ENNISKILLEN, N IRELAND

The United States and the European Union launched negotiations for the world's most ambitious free trade deal on Monday, promising thousands of new jobs and accelerated growth on both sides of the Atlantic.

Trade between Europe and the United States is worth nearly $ 3 billion per day and a pact both the EU and the US economies by more than 100 billion dollars a year per piece-an attractive prospect after the devastating effects of the debt crisis in Europe could step up.

"This is a once in a generation price and we are determined to seize," said the British Prime Minister David Cameron and US President Barack Obama, flanked by the Presidents of the European Commission and the European Council.

The first round of negotiations will take place in Washington in July, Obama said, speaking at the Group of eight Summit near the Northern Ireland town Enniskillen. First considered three decades ago but precipitated by France in the 1990s, the idea of an EU-US free trade deal gathered momentum as Brussels and Washington look at the growth and the rise of China are prompted deeper of Western integration.

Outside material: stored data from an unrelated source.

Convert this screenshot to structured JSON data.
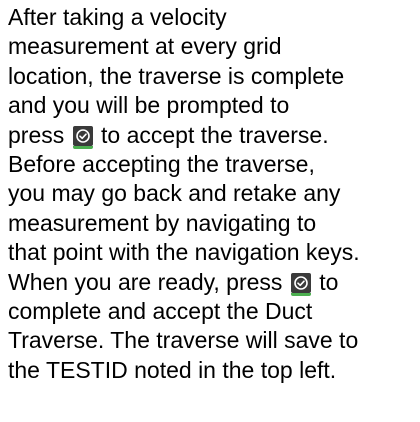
{
  "document": {
    "lines": [
      "After taking a velocity",
      "measurement at every grid",
      "location, the traverse is complete",
      "and you will be prompted to",
      "press",
      "to accept the traverse.",
      "Before accepting the traverse,",
      "you may go back and retake any",
      "measurement by navigating to",
      "that point with the navigation keys.",
      "When you are ready, press",
      "to",
      "complete and accept the Duct",
      "Traverse. The traverse will save to",
      "the TESTID noted in the top left."
    ],
    "accept_icon": "checkmark-circle-icon",
    "icon_bg_color": "#3a3a3a",
    "icon_underline_color": "#4caf50"
  }
}
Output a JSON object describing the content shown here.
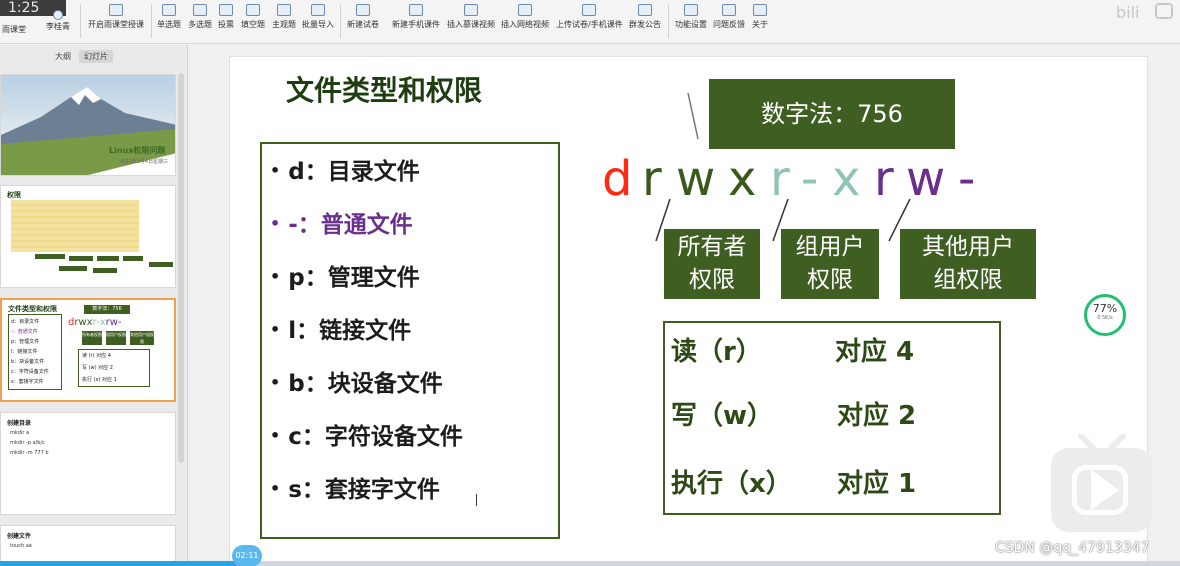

The United States and the European Commission, the executive body of the European Union of 27 countries, hoping for a free trade deal by the end of 2014-a tight deadline in complex international trade negotiations that usually take many years.

The European Union and the United States already accounts for about half of the world's economic output and nearly a third of world trade, and the last barriers to the market can unleash billions of dollars in the transatlantic business.

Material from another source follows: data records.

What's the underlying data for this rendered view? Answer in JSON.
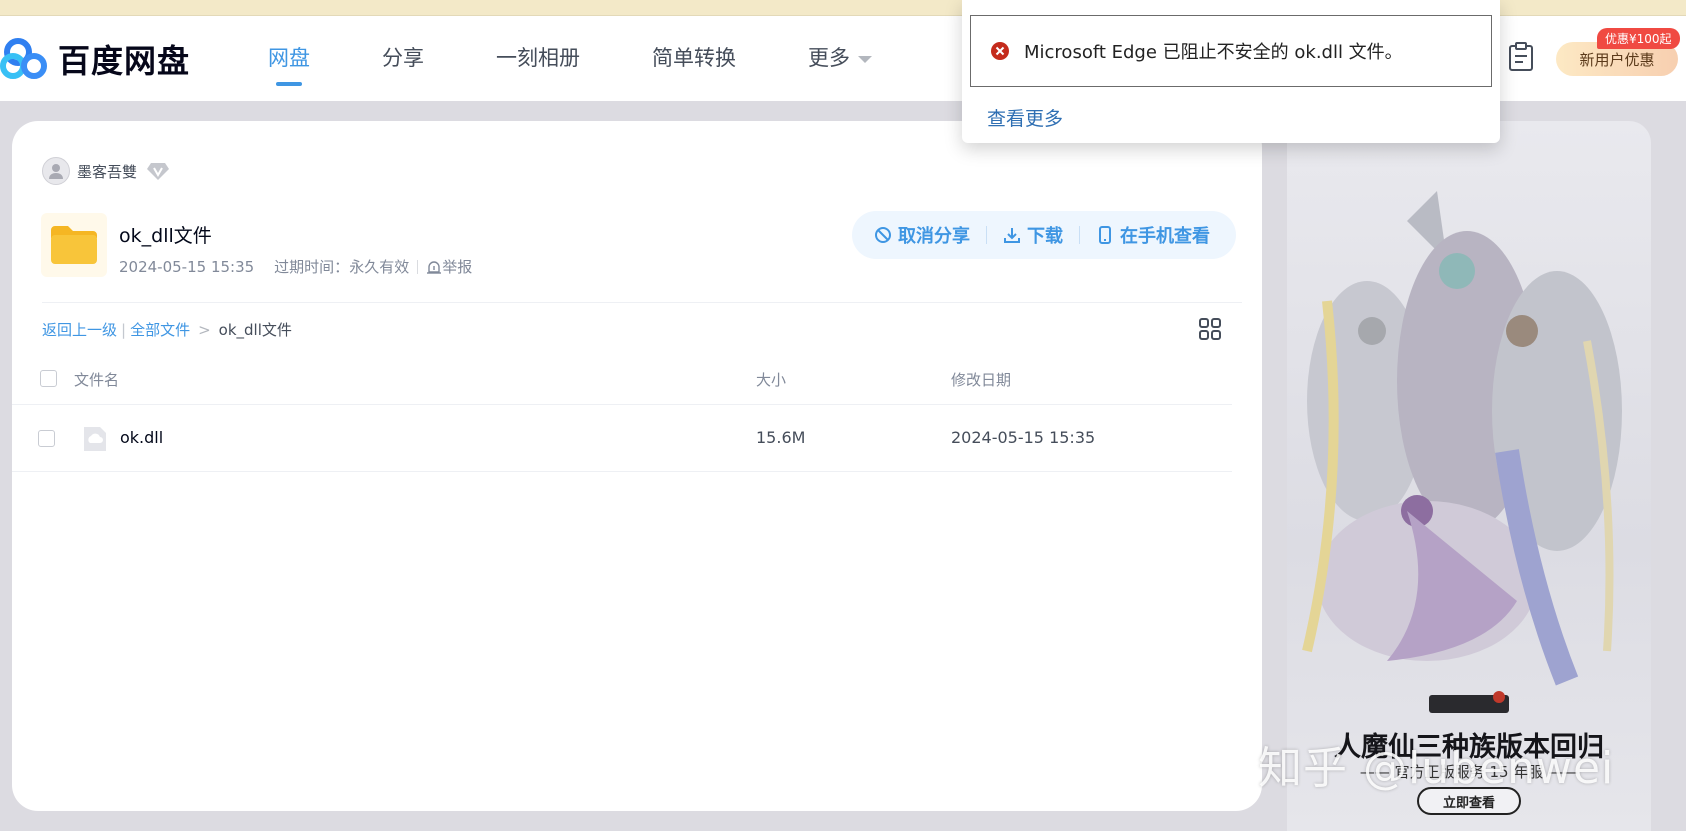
{
  "header": {
    "logo_text": "百度网盘",
    "nav": [
      {
        "label": "网盘",
        "active": true
      },
      {
        "label": "分享",
        "active": false
      },
      {
        "label": "一刻相册",
        "active": false
      },
      {
        "label": "简单转换",
        "active": false
      },
      {
        "label": "更多",
        "active": false
      }
    ],
    "promo_label": "新用户优惠",
    "promo_badge": "优惠¥100起"
  },
  "share": {
    "owner_name": "墨客吾雙",
    "folder_name": "ok_dll文件",
    "created": "2024-05-15 15:35",
    "expiry_label": "过期时间：",
    "expiry_value": "永久有效",
    "report_label": "举报",
    "actions": {
      "cancel_share": "取消分享",
      "download": "下载",
      "view_on_phone": "在手机查看"
    }
  },
  "breadcrumb": {
    "back": "返回上一级",
    "all_files": "全部文件",
    "current": "ok_dll文件"
  },
  "table": {
    "columns": {
      "name": "文件名",
      "size": "大小",
      "date": "修改日期"
    },
    "rows": [
      {
        "name": "ok.dll",
        "size": "15.6M",
        "date": "2024-05-15 15:35"
      }
    ]
  },
  "ad": {
    "headline": "人魔仙三种族版本回归",
    "subline": "—— 官方正版服务 15 年服 ——",
    "cta": "立即查看"
  },
  "watermark": "知乎 @lubenwei",
  "edge_toast": {
    "message": "Microsoft Edge 已阻止不安全的 ok.dll 文件。",
    "more_link": "查看更多"
  },
  "colors": {
    "accent": "#3f96e3",
    "error": "#c42b1c",
    "folder": "#f8c53a"
  }
}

But France threatened to block the start of proceedings, until the 26 other EU Governments on Friday accepted its request to shield movies and online entertainment of the power of Hollywood and Silicon Valley.

That Paris kept on board, but officials of the EU and the us have said that the scope of comprehensive deal with the exclusion of any sector of the threatening calls and could limit the economic benefits.

Obama hinted at that in his comments. "It's important that we have the right and that means resist the temptation to shrink our ambitions or avoid difficult problems just for the sake of getting a deal," he said.

The London-based Centre for Economic Policy Research estimates a pact known as the trans-Atlantic trade and investment partnership-the EU economy could increase by 119 billion euro ($ 159 billion) per year, and the u.s. economy by 95 billion euros.

However, a report commissioned by Germany the nonprofit Bertelsmann Foundation and published on Monday, said the United States more than Europe can benefit from it. A deal could increase GDP per capita in the United States by 13 percent in the long run, but by only 5 percent average for the European Union, the study found.

Companies on both sides want an agreement in which a car tested for safety in the United States would not need to be tested again in Europe, and a drug deemed safe by Brussels should not also be approved by the u.s. Government.

After the collapse of global trade negotiations in 2008, both the United States and Europe have aimed at so many free trade agreements as possible and Brussels only negotiates with more than 80 countries.